Full-length promotional portrait of Belgian-born actor Audrey Hepburn reclini...

Credit: Courtesy of © Paramount Pictures/Getty Images (1954)

Above: Full-length promotional portrait of Belgian-born actor Audrey Hepburn reclining in a black pantsuit for the film, "Sabrina," directed by Billy Wilder. (Agency reference 1719038).

They seemed to have it all – glamour, power, wealth and adoration.
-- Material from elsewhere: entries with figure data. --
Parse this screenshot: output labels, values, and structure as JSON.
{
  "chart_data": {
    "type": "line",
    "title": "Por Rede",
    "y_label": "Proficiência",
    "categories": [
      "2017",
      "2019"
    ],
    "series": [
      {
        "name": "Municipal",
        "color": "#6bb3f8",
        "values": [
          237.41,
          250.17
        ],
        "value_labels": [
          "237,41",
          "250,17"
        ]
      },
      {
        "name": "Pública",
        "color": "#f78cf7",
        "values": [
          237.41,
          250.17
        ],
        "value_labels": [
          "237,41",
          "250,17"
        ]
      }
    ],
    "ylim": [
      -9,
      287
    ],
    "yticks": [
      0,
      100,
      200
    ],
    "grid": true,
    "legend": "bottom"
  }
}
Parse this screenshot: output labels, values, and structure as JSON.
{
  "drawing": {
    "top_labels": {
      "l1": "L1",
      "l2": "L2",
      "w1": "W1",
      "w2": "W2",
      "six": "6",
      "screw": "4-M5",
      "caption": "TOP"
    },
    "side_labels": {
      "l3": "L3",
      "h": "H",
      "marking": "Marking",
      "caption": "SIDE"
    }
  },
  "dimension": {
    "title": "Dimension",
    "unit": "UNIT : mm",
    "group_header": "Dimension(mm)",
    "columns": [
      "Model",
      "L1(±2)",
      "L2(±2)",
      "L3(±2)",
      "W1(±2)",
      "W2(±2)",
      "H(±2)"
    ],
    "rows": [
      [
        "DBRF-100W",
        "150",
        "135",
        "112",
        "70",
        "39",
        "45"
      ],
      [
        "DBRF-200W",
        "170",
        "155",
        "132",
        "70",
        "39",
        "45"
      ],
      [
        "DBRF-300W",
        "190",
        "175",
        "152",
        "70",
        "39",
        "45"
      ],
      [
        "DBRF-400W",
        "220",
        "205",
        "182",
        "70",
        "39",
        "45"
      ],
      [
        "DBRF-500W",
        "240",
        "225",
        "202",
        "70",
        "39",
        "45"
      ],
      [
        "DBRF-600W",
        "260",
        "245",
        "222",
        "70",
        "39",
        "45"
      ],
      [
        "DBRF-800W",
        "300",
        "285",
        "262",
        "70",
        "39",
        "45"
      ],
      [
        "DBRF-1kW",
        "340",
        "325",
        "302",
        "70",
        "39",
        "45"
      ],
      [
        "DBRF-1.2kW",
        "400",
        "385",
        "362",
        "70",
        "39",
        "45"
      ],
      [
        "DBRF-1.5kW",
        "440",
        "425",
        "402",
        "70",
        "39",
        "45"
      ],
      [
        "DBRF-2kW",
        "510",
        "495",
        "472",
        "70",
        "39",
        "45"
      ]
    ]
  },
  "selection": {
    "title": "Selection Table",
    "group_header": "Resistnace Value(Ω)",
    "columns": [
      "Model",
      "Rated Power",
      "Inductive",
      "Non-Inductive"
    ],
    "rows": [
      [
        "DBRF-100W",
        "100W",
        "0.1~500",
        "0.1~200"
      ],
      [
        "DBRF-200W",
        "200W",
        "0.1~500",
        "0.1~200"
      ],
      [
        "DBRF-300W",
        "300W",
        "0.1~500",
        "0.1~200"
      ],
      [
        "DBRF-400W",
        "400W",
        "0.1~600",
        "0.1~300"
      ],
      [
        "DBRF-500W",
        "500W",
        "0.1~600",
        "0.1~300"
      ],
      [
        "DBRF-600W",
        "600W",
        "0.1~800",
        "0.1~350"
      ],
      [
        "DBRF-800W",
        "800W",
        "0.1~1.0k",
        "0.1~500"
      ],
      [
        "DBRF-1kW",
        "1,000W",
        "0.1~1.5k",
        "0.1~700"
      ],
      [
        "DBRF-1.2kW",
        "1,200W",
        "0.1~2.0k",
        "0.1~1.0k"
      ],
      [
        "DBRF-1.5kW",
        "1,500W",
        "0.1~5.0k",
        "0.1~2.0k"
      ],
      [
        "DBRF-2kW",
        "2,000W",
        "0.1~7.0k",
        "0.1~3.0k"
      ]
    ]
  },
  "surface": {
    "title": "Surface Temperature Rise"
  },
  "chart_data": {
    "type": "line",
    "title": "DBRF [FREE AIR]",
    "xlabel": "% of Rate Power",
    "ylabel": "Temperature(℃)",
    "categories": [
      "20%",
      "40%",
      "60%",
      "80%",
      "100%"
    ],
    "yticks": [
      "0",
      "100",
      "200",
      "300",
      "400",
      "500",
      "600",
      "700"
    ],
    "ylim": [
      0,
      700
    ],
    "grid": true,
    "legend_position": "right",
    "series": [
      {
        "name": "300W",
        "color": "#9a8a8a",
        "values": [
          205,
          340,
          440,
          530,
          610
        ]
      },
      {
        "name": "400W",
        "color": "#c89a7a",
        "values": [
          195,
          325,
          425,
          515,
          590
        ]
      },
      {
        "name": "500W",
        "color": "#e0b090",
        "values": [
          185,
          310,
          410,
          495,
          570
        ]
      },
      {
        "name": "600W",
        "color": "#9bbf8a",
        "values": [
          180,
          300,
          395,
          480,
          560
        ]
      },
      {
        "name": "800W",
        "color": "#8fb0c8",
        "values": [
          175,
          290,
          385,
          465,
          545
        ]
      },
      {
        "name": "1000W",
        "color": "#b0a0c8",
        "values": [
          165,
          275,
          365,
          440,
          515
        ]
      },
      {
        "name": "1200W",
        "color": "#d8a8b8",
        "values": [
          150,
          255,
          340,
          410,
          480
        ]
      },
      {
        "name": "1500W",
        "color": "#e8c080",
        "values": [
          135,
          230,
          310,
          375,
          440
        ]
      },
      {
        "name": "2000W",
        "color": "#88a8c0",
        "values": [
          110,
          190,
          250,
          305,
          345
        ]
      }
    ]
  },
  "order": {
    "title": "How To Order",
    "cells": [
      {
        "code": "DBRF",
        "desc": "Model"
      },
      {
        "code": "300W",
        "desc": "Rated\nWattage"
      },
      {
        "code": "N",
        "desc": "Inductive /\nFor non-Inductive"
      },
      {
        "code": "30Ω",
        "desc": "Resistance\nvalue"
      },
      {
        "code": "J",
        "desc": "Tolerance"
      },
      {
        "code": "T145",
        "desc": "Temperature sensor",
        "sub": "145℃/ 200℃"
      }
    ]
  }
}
Grace Kelly, Coco Chanel, Audrey Hepburn, Indira Gandhi, Madame Chiang Kai-shek... they were worshiped, loved and sometimes even feared by millions the world over. These were the pioneers who showed that a woman could be the equal of any man. But behind the public success, there was so often private heartache and personal tragedy. Featuring archive, interviews and dramatic re-enactment, this series reveals the price these extraordinary women paid for their achievements. Yet in the end, they overcame all adversities to emerge as triumphant, inspirational icons of the 20th century.

"Audrey Hepburn" - Audrey Hepburn was one of the most stylish women the world has ever seen, and she took Hollywood by storm. Winning an Oscar for her first major film role in "Roman Holiday," she went on to star in the iconic "Breakfast at Tiffany’s" and the huge box office hit, "My Fair Lady." Her natural, effortless beauty charmed millions. Audrey was more than just a movie star – she was a fashion icon the world over.

But behind the glamour was a life marked by tragedy and loss. When Audrey was just 6 years old her father walked out on the family. His abandonment haunted her for the rest of her life. She endured the horrors of the Nazi-occupation in wartime Holland, and aged just 12 years old, Audrey witnessed the deportations of Jewish families to the death camps.

In 1945, the joy of liberation brought with it the harsh reality that her dreams of becoming a professional ballerina had been crushed. Her near starvation through Holland’s Hunger Winter had left her without a dancer’s body or a dancer’s strength. But it quickly became clear that it was only a matter of time before she would become a movie star.

A hugely successful film career followed, and even through the joys of the birth of her two children and the sadness surrounding her two divorces, Audrey Hepburn would never forget the terrible suffering during the war, nor those humanitarian organizations who saved her from it.

In 1988, Audrey Hepburn was able to repay her debt of gratitude when she became a Special Ambassador for UNICEF. And in what was to be the last few years of a life cut short by cancer, she traveled to some of the poorest regions in the world, dedicating her life to making the world a better place for children.